Recognizing its role as an essential food source to those in need, The Islamic Society of Essex County teamed up with Central Ward Councilwoman LaMonica McIver’s office to launch drive-thru iftar. 

Since many of Newark's economically disadvantaged residents don't own a car, McIver's team and the Islamic Society of Essex County have been bringing iftar to the community. 

“A lot of people rely on mosques to break their fasts, and the mosques provide charitable meals to individuals. That’s especially true in Newark, a lot of people who attend the mosque are economically disadvantaged, unfortunately, so we’ve thought of an innovative way to give them meals,” Bareentto said.

The endeavor has been a mutually beneficial deal for both partnering restaurants and the community. With business down during the quarantine, Pita Square owner Mike Eldib said the orders keep his team busy and give them meaningful work. 

“They help us, we help them. It’s not that busy, we don’t have walk-ins, we don’t have deliveries. But we still want to help the community,” he said. 

Eldib packs around 50 meals a day, which McIver's team picks up to deliver around sundown to the community members most in need.

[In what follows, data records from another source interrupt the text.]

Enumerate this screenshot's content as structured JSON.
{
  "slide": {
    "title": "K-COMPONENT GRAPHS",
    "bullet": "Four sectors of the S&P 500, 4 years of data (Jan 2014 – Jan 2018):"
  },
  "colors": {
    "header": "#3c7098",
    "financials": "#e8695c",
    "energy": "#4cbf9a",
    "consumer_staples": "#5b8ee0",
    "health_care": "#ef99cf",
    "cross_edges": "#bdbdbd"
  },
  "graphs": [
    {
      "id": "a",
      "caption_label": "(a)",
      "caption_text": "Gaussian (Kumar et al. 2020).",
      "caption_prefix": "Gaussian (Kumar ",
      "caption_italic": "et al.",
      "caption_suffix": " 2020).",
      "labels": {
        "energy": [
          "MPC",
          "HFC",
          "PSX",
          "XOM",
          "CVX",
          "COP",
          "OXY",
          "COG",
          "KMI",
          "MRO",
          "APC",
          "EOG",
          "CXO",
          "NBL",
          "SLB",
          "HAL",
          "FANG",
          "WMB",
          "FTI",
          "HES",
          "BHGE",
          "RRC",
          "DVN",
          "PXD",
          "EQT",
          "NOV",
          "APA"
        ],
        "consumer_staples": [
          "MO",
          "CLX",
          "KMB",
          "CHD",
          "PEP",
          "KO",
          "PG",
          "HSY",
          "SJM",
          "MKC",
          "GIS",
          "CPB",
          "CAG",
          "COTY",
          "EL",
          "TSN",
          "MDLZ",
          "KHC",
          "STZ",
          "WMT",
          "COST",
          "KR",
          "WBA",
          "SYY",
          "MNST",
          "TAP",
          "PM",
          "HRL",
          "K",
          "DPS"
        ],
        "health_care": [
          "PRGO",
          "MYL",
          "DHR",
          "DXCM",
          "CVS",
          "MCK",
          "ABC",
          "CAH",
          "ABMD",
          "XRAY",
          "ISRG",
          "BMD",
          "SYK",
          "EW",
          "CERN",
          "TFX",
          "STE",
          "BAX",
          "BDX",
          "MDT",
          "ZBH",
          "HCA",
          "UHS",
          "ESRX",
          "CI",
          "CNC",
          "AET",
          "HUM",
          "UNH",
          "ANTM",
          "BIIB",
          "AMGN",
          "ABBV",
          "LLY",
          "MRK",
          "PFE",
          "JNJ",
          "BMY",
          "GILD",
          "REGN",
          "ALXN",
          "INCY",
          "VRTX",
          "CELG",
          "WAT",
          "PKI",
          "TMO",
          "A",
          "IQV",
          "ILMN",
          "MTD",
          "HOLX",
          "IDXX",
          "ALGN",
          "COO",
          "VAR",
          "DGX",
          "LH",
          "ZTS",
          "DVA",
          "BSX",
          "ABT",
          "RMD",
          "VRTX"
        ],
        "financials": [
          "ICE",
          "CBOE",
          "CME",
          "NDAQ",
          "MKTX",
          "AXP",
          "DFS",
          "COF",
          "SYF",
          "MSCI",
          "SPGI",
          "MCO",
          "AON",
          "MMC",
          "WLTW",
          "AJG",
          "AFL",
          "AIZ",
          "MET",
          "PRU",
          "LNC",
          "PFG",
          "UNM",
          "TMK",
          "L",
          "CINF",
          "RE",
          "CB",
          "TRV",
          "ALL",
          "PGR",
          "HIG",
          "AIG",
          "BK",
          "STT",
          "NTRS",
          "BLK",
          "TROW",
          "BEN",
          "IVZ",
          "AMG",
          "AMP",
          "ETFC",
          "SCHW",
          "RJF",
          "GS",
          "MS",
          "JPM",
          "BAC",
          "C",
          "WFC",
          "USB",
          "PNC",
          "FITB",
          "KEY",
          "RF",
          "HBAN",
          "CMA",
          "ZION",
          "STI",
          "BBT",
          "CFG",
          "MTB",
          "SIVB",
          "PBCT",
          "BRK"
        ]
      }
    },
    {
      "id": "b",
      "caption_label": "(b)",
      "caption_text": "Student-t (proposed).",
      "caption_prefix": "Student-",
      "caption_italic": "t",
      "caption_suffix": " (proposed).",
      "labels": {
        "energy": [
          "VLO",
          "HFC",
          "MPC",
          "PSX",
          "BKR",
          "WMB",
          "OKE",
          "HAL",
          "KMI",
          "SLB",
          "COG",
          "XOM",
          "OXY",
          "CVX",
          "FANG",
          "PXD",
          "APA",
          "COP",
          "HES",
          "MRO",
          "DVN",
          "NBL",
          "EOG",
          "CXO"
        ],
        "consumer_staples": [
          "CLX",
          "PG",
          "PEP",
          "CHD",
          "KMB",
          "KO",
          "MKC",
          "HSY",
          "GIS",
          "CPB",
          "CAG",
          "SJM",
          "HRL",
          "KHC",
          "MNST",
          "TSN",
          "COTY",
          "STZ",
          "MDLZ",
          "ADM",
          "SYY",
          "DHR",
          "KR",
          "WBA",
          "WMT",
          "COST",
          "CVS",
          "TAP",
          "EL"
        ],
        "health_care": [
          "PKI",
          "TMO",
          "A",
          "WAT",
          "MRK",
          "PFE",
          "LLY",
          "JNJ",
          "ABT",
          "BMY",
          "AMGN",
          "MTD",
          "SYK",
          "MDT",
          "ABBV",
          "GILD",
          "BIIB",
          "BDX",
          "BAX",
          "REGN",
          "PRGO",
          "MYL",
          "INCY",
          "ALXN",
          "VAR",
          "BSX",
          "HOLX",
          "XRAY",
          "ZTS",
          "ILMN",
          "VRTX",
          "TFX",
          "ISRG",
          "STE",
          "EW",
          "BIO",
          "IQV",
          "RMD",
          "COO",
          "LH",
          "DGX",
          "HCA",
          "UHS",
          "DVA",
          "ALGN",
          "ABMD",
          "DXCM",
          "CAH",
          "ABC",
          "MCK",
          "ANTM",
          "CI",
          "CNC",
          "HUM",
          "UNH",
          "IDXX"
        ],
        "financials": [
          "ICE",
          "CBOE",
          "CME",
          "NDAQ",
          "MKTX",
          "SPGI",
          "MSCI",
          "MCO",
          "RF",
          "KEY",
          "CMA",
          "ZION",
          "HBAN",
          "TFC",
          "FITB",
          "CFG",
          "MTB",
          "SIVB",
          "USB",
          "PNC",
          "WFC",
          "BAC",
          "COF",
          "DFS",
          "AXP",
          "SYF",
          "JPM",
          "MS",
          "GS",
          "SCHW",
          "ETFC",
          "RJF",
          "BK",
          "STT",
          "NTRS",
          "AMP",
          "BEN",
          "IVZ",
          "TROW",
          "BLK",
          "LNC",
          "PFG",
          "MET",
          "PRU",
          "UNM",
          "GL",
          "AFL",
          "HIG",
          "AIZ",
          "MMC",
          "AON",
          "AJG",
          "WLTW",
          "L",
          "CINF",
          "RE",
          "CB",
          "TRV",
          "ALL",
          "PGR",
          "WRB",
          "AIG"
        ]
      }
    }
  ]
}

For seniors and people with disabilities who can't get very far on their own, the act of service is a welcome gesture from the city. 

"We’re excited to be able to help our Muslim community observe their religious holiday," McIver said.

In April, McIver's office announced it would be teaming up to feed senior citizens by pooling money from sponsors like the Hanini Group and using it to purchase meals from local restaurants. Drive-thru Ramadan is an extension of that program.